Nosotros solos ni siquiera reconocemos nuestra condición, mucho menos podemos cambiarla. Y si llegamos a ser conscientes de nuestra hipocresía, de nada nos sirve porque no tenemos los recursos para transformar nuestra naturaleza. Ni siquiera nuestra fuerza de voluntad es suficiente.
Dios mismo le advirtió al profeta: “Por más que te laves con lejía y uses todo el jabón que quieras, ante mí sigue presente la mancha de tu pecado” (Jer. 2:22). Ningún recurso humano puede cambiar nuestra naturaleza. Dios se refiere a la “lejía”, el mejor blanqueador para lavar la ropa, un desinfectante, bicarbonato de sodio… y dice que nada de eso mejora nuestra condición delante de Dios, porque nuestro problema no es externo, sino interno, del corazón.

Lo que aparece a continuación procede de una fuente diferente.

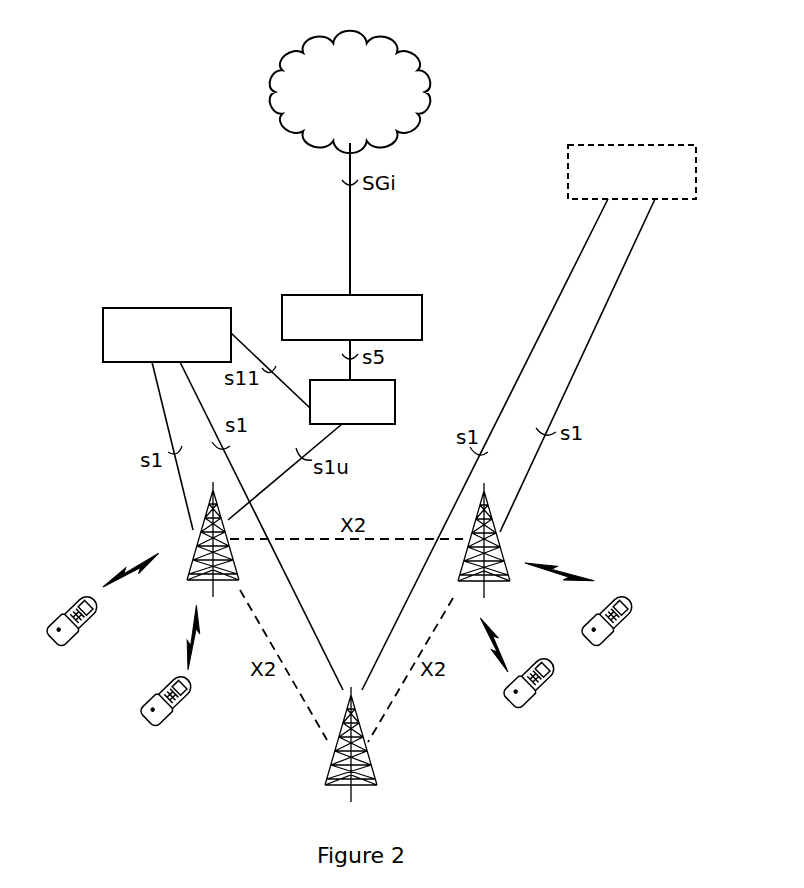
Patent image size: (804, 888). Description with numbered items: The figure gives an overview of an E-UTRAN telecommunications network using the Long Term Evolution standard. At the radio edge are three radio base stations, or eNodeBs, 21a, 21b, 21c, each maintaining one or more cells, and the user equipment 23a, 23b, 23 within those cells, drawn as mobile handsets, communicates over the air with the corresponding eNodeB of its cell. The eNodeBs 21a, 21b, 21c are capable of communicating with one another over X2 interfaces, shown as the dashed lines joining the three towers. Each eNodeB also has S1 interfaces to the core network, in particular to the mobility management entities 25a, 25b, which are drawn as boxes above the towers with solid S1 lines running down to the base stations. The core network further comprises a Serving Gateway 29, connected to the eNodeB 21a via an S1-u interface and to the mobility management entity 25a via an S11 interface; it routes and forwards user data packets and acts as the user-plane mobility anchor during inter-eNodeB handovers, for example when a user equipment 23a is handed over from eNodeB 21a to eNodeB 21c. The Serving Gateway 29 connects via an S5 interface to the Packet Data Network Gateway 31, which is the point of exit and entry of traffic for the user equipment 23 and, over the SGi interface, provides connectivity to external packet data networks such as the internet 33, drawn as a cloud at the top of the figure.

The internet 33 is at (402, 55).
The Packet Data Network Gateway 31 is at (422, 313).
The Serving Gateway 29 is at (395, 403).
The mobility management entity 25a is at (139, 308).
The mobility management entity 25b is at (668, 145).
The radio base station 21a is at (200, 552).
The radio base station 21b is at (498, 552).
The radio base station 21c is at (365, 758).
The user equipment 23a is at (62, 622).
The user equipment 23b is at (168, 722).
The user equipment 23 is at (603, 645).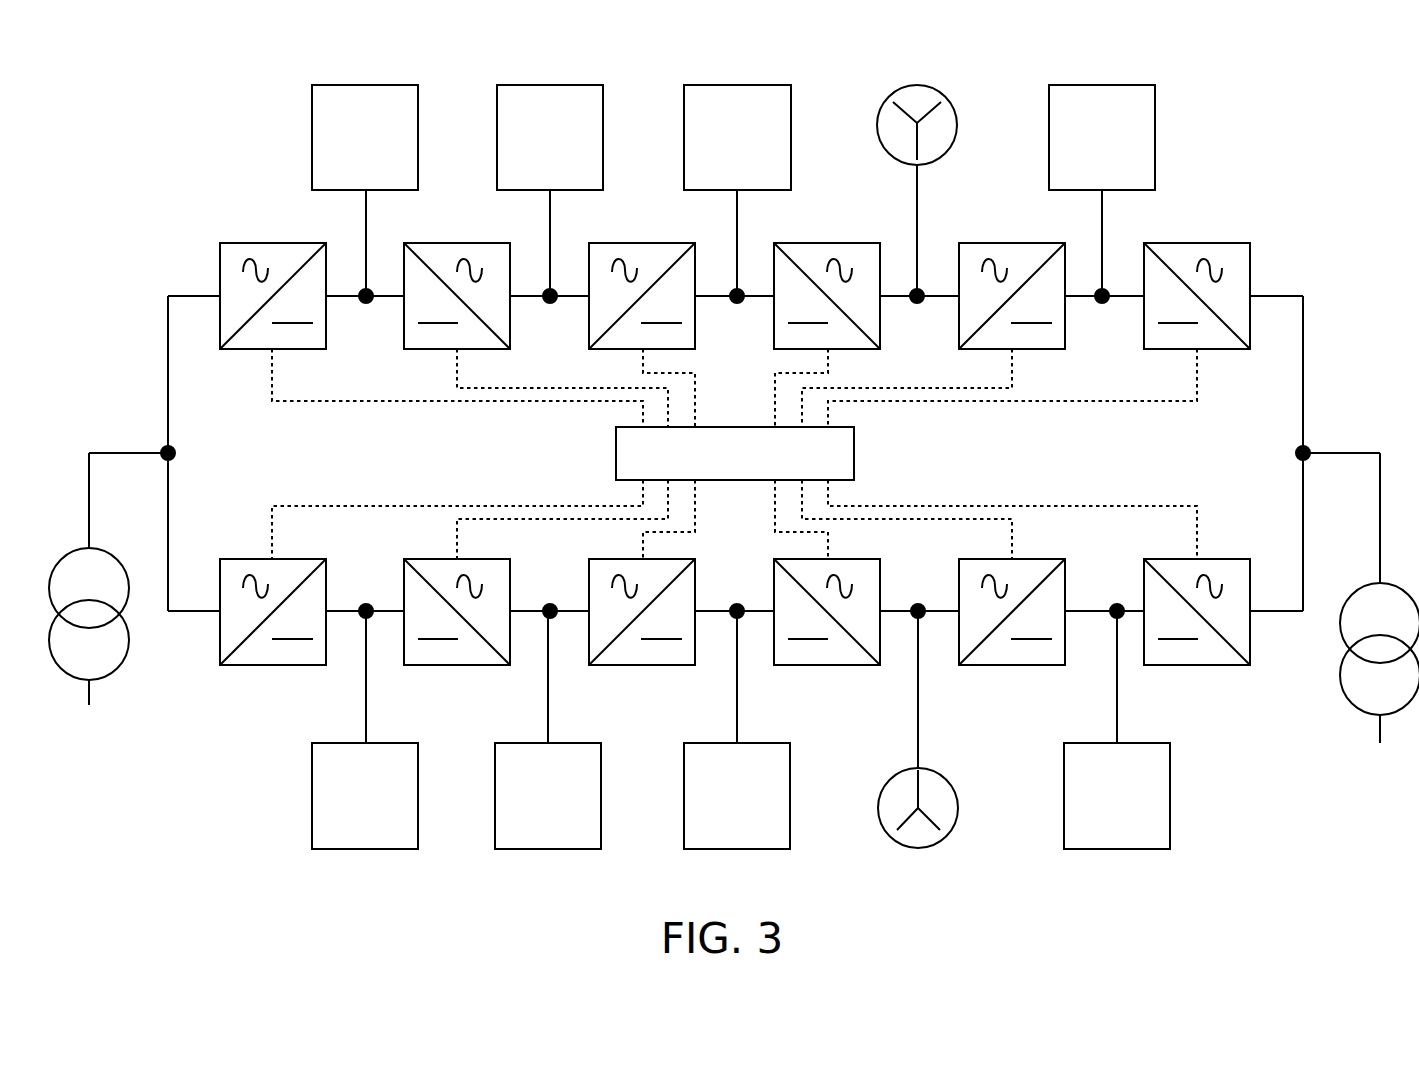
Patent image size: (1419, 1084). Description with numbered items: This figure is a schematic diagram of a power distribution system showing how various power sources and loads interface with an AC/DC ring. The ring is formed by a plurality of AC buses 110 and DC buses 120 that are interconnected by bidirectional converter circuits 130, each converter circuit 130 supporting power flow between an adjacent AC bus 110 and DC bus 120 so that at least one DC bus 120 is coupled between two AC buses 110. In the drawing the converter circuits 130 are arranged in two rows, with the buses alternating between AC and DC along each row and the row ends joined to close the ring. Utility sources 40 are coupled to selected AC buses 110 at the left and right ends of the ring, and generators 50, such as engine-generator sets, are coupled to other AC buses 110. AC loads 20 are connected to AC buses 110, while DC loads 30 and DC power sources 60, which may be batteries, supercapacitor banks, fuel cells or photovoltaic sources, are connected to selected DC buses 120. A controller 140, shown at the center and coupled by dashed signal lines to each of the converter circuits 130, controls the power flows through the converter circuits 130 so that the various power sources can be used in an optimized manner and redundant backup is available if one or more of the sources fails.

The AC load 20 is at (550, 85).
The DC load 30 is at (366, 85).
The utility source 40 is at (1340, 678).
The generator 50 is at (917, 85).
The DC power source 60 is at (737, 85).
The AC bus 110 is at (192, 296).
The DC bus 120 is at (390, 296).
The bidirectional converter circuit 130 is at (272, 243).
The controller 140 is at (854, 453).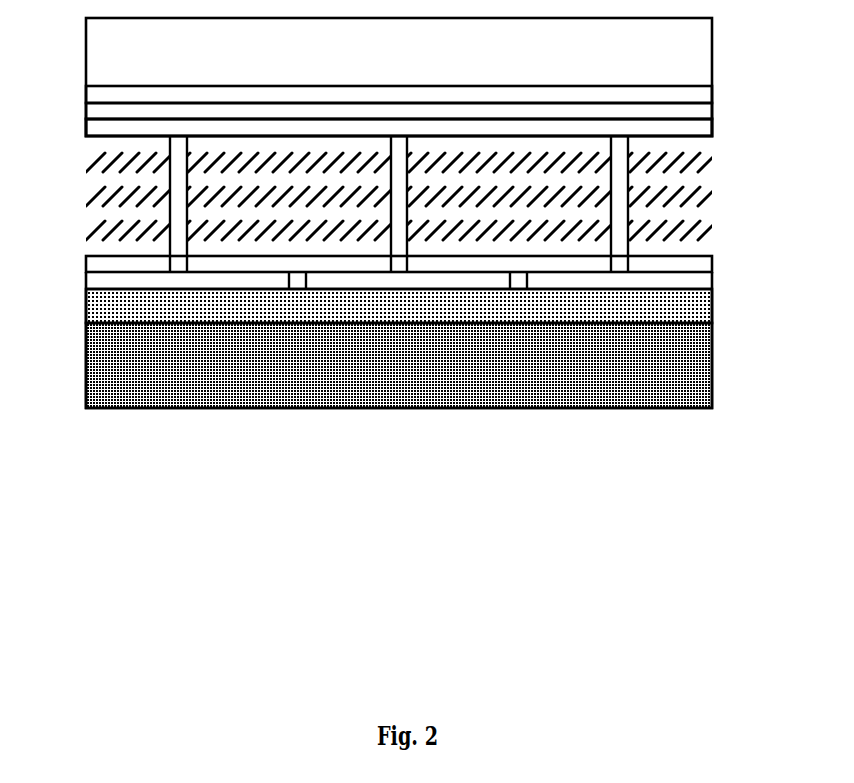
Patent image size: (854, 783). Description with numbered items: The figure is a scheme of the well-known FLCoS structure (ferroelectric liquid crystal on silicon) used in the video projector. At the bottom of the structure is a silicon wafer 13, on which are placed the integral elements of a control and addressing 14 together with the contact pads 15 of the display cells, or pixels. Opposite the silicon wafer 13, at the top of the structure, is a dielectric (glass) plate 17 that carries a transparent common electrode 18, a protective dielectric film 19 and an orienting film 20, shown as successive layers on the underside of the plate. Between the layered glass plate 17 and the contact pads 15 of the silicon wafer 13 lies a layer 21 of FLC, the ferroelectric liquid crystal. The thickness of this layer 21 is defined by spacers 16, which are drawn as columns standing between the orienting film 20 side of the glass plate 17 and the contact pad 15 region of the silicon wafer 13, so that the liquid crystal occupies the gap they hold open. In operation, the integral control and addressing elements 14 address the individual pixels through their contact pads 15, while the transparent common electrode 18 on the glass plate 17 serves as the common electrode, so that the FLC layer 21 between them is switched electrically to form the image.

The silicon wafer 13 is at (103, 357).
The integral elements of a control and addressing 14 is at (103, 306).
The contact pads 15 is at (86, 256).
The spacers 16 is at (170, 172).
The dielectric (glass) plate 17 is at (103, 52).
The transparent common electrode 18 is at (712, 103).
The protective dielectric film 19 is at (712, 119).
The orienting film 20 is at (712, 137).
The layer of FLC 21 is at (712, 206).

Ni la mejor educación, ni las reglas de cortesía y de hospitalidad mejoran nuestra situación ante Dios. La única manera de eliminar el egoísmo, la codicia, la envidia, el sarcasmo y el odio es cuando aceptamos que Dios nos dé un nuevo corazón: “Los lavaré con agua pura, los limpiaré de todas sus impurezas […]; pondré en ustedes un corazón nuevo y un espíritu nuevo. Quitaré de ustedes ese corazón duro como la piedra y les pondré un corazón dócil” (Eze. 36:25, 26).